At the moment, I am quite excited for the 5Pawns juices coming in at Vape King, one of the local retailers.

Reactions: Like 2


----------



## Alawhie (15/12/13)

I read about that yes But aren't they from abroad too? or do you just mean juices that you can buy locally although they're made elsewhere?


----------



## Silver (15/12/13)

Yes, that's what I mean, not just locally made juices, but anything that is easily available locally. I.e. where the retailer continually stocks it.

Reactions: Agree 1


----------



## Stroodlepuff (15/12/13)

yip they don't ship here as much as we have tried to convince them to! Have people going over to the states in March and I requested that they bring some back for us  will keep you posted

Reactions: Like 2


----------



## Andre (15/12/13)

I, for one, have imported some juices and gear, but will much rather spend my bucks locally. With this forum and having more and more local vendors listening to an ever increasing body of vapers, I have been able to spend more and more locally, which is absolutely awesome! Just a much more personal experience. When one of them starts stocking a few Reo Grands, I shall know South Africa has arrived!

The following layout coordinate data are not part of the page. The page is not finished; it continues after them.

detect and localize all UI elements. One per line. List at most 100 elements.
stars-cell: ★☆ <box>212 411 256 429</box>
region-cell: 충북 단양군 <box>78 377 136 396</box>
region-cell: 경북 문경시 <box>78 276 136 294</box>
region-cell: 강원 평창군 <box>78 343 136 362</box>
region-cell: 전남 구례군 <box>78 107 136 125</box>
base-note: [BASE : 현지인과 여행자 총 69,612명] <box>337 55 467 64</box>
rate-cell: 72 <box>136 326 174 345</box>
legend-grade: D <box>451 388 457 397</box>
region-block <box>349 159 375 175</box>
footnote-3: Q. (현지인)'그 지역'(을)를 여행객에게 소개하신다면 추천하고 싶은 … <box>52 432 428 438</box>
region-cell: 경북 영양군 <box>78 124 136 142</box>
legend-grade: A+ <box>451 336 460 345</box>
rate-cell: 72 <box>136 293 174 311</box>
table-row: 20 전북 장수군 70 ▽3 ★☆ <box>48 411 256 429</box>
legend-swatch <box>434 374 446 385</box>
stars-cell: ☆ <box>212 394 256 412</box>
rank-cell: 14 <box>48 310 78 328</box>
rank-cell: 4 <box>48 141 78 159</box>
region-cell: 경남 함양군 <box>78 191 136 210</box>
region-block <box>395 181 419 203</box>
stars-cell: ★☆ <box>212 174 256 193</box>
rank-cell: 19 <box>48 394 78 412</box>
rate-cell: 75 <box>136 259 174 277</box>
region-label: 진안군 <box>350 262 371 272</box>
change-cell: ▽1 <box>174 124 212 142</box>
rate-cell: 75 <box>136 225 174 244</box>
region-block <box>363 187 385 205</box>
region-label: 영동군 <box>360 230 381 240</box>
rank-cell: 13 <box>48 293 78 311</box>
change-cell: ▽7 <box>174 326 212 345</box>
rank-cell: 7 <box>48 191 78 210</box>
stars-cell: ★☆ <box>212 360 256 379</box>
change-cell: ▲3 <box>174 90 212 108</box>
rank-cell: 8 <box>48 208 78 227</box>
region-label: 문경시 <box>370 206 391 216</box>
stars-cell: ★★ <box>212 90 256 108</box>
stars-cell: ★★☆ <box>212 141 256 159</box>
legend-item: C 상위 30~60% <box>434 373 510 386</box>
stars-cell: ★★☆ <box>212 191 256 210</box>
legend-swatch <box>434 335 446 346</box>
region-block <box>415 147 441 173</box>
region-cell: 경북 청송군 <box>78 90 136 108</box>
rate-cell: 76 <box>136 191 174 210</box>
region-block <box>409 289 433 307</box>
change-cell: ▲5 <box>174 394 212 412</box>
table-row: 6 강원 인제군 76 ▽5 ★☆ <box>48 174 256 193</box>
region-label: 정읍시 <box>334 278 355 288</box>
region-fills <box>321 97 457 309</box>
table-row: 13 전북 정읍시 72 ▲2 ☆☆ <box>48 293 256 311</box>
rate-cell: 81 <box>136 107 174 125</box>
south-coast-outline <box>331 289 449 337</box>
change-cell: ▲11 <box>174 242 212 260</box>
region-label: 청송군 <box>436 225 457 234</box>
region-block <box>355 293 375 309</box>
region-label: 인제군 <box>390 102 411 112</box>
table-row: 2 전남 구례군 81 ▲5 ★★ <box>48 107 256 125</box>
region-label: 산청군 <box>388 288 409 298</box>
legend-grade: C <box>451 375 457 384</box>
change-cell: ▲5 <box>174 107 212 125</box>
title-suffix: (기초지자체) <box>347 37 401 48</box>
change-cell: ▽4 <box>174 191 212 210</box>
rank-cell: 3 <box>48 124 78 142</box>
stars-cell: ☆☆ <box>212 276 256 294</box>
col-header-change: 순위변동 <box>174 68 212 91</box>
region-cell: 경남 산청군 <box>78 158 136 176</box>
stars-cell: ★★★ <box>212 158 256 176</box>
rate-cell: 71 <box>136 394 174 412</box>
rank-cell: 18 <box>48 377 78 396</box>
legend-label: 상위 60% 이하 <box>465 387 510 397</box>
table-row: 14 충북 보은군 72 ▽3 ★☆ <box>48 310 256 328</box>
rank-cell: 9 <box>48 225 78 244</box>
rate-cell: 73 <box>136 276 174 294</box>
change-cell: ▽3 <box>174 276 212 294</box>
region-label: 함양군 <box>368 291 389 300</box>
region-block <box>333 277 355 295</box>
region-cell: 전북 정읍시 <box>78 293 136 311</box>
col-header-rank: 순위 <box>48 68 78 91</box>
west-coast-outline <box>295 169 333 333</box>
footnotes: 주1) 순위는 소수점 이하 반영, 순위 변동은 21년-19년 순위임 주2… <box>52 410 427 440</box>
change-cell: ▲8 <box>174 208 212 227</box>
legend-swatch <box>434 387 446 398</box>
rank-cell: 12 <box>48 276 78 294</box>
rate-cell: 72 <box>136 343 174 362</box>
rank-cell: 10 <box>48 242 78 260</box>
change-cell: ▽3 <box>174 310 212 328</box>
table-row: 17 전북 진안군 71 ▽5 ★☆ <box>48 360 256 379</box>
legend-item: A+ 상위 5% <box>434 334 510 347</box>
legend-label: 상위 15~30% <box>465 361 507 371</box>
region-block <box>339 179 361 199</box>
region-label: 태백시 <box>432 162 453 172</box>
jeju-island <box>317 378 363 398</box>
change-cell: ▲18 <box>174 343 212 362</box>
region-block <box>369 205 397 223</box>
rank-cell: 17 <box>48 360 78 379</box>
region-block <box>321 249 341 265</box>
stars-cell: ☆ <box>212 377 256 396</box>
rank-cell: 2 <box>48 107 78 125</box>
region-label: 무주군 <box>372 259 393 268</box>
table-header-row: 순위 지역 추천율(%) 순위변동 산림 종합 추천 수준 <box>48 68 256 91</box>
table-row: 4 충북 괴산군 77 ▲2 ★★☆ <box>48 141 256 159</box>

Reactions: Like 1 | Agree 1 | Winner 1


----------



## Derick (16/12/13)

Matthee said:


> When one of them starts stocking a few Reo Grands, I shall know South Africa has arrived!


 
We tried, but they have no 'reseller' option - so basically I would have to buy it at retail price, ship over to SA and then still try and work my profit in there - in the end I would be more expensive than somebody just buying from them directly

Reactions: Agree 1


----------



## Andre (16/12/13)

Derick said:


> We tried, but they have no 'reseller' option - so basically I would have to buy it at retail price, ship over to SA and then still try and work my profit in there - in the end I would be more expensive than somebody just buying from them directly


Wow, great. What are the tax implications if they were to have a reseller option, Derick?


----------



## Derick (16/12/13)

Usually it is 14% vat we have to pay, plus a customs fee - that fee is anything from R80 - R500 - depends on what they feel like

Reactions: Like 1


----------



## Tom (18/12/13)

Tom said:


> just ordered....u will see in the Vape Mail when it arrives, I am hoping it will be before Xmas


ok, that probably won't happen. I emailed them to just find out what happens after the parcel leaves the UK, if I could use the tracking number to follow up until it is here, as the status has not changed at all.
My parcel was sent "international signed for" as this was the only option at checkout. Basically it will end up at SA Post Office....but I gave them my home adress, and there is no postal delivery in this suburb. What now?


----------